The wheelchair warrior fighting for the disabled

Karin Elharrar has some revolutionary ideas about special needs education in Israel and is not afraid to shout about them, as she tells Stephen Oryszczuk

Karin Elharrar in the Knesset

Get rid of them. Get rid of Israel’s special needs schools. All of them. And don’t build any new ones, no matter how good or how specialised. That’s the immediate and unapologetic answer from wheelchair-bound Israeli parliamentarian Karin Elharrar when asked what she’d do if she were Israeli prime minister for a day.

Why? Why would this champion of rights for the disabled want to rid Israel’s disabled children of their specialist support structure? Has this 38-year old lawyer-turned-politician with muscular dystrophy gone mad?

A meeting in London this month reveals she is far from it. Instead, Elharrar is on a mission to revolutionise special needs education by integrating Israel’s less able children into the country’s mainstream school system. It is an aim supported actively by the Malki Foundation, which helps families of Israeli children with special needs.

“There are 65,000 severely disabled children in Israel,” says Debbie Fishman, Malki’s head honcho. “They need to live with honour and dignity, not get shoved into an institution, which is what gets done in Israel a lot.”

Shoved into an institution? “They’re not units in a mainstream school, they’re separate institutions, in the corner of a city, off to one side,” Elharrar explains. “It’s out of sight, out of mind,” Fishman echoes.

“Israel’s is an old way of thinking,” agrees Malki Foundation UK chief James Harari. “It’s a case of put them together, get them out of the way, in the middle of nowhere, and get on with your life.”

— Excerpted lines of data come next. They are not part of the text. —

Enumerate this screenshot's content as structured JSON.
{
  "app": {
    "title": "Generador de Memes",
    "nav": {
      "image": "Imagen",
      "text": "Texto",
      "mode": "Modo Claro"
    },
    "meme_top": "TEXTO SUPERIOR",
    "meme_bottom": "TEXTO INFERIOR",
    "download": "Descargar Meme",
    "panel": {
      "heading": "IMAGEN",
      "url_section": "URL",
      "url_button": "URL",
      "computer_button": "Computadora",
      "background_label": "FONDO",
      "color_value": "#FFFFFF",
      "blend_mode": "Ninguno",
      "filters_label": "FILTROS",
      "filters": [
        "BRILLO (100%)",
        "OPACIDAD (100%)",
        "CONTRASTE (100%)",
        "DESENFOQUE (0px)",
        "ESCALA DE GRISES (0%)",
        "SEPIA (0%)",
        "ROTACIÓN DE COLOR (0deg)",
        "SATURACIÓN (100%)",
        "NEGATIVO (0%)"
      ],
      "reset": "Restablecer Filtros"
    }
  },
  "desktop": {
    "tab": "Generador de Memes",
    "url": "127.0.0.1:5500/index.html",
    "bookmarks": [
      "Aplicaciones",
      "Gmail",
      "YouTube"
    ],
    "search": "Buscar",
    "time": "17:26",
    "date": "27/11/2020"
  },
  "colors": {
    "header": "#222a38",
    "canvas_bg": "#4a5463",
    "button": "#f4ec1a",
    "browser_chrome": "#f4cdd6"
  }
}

This all sounds very different from Britain’s more integrated society, but can institutions dedicated to meeting the needs of disabled children be such a bad thing? Headteachers of mainstream Israeli schools recommend them to parents “with some reason,” Elharrar admits. “They say they’ll find all the therapists needed in one setting. But we can do it better another way, by bringing the therapy to the general schools.”

Currently, the state pays NIS 1,500 per week for Israel’s disabled children to attend these institutions, but this is akin to “babysitting,” Harari says. In addition, the state pays for one session of therapy per week, plus carers and shuttle buses but, Fishman argues: “It’s not enough. These are children who need one session per day, not one per week. They need individual plans. That’s where we try to help.”

Why, if the state pays for the basic support needed, is it so important to integrate disabled and mainstream kids? Elharrar says research shows integration is needed from an early age, four or five, “to lead the child to be more independent, more able to integrate in labour, but this isn’t happening,” and the effects are evidenced by those who emerge from the institutions aged 21, unable to socialise or to work.

“They’re just left, neglected. Most don’t have friends. We have this ‘not in my backyard’ mentality in Israel. People are not even ashamed to admit it. They don’t want people with disabilities near, because the value of the neighbourhood would go down.”

Elharrar, once a lawyer who worked on disability cases and now Knesset Member for Yesh Atid, says she could walk until she was 20, so wasn’t cast off as others are. These days, she admits to being “the annoying one who always gives speeches on the same subject,” but that’s fine – it’s why she entered politics.

There have been small successes, too. She managed to push through a law before summer recess dictating that all Israeli firms should recruit a percentage of disabled staff, but says the government would not agree to incentives, and “political compromise” meant the penalty for non compliance was “only symbolic”.

Is this symptomatic of a poor Israeli attitude towards the disabled? “No one will tell you it’s not important,” she says with a diplomatic sigh. “But when it comes to voting, to budgets, there are always other priorities.” Did Israel’s three bronze medals in the Paralympics not help? “The Olympics was a big festival in Israel, with all-day broadcasts, but the Paralympics had an hour, usually on an abandoned channel.”

Cultural or not, the obstacles are well known, they say. The quality of care, for which municipalities are partly responsible, “differs greatly between cities”. Special needs assistants are demotivated by “lousy pay and lots of responsibility”. Parents “have to fight for what they need”. Mainstream school teachers say they are “not trained” to teach children with special needs. Charities say co-ordination is “disorganised”. Problems abound.

Yet there are isolated examples of good practice. Aleh Negev, a special needs institution in the south, pioneered a model in which free dorms on-site entice mainstream students who then help out on campus, and in so doing mix with disabled children. In the world of work, the Aroma coffee chain is to employ someone with learning difficulties in every branch.

Could it change? Revolutions rarely happen without a nudge. In Israel, that prod will likely be traced back to Elharrar, who will go on campaigning as long as she’s able. “Integration is an understandable fear, but this is a society with a variety of people, in a variety of situations, and whatever we do, people with disabilities are here to stay,” she says. “You can’t pretend forever they are not here.”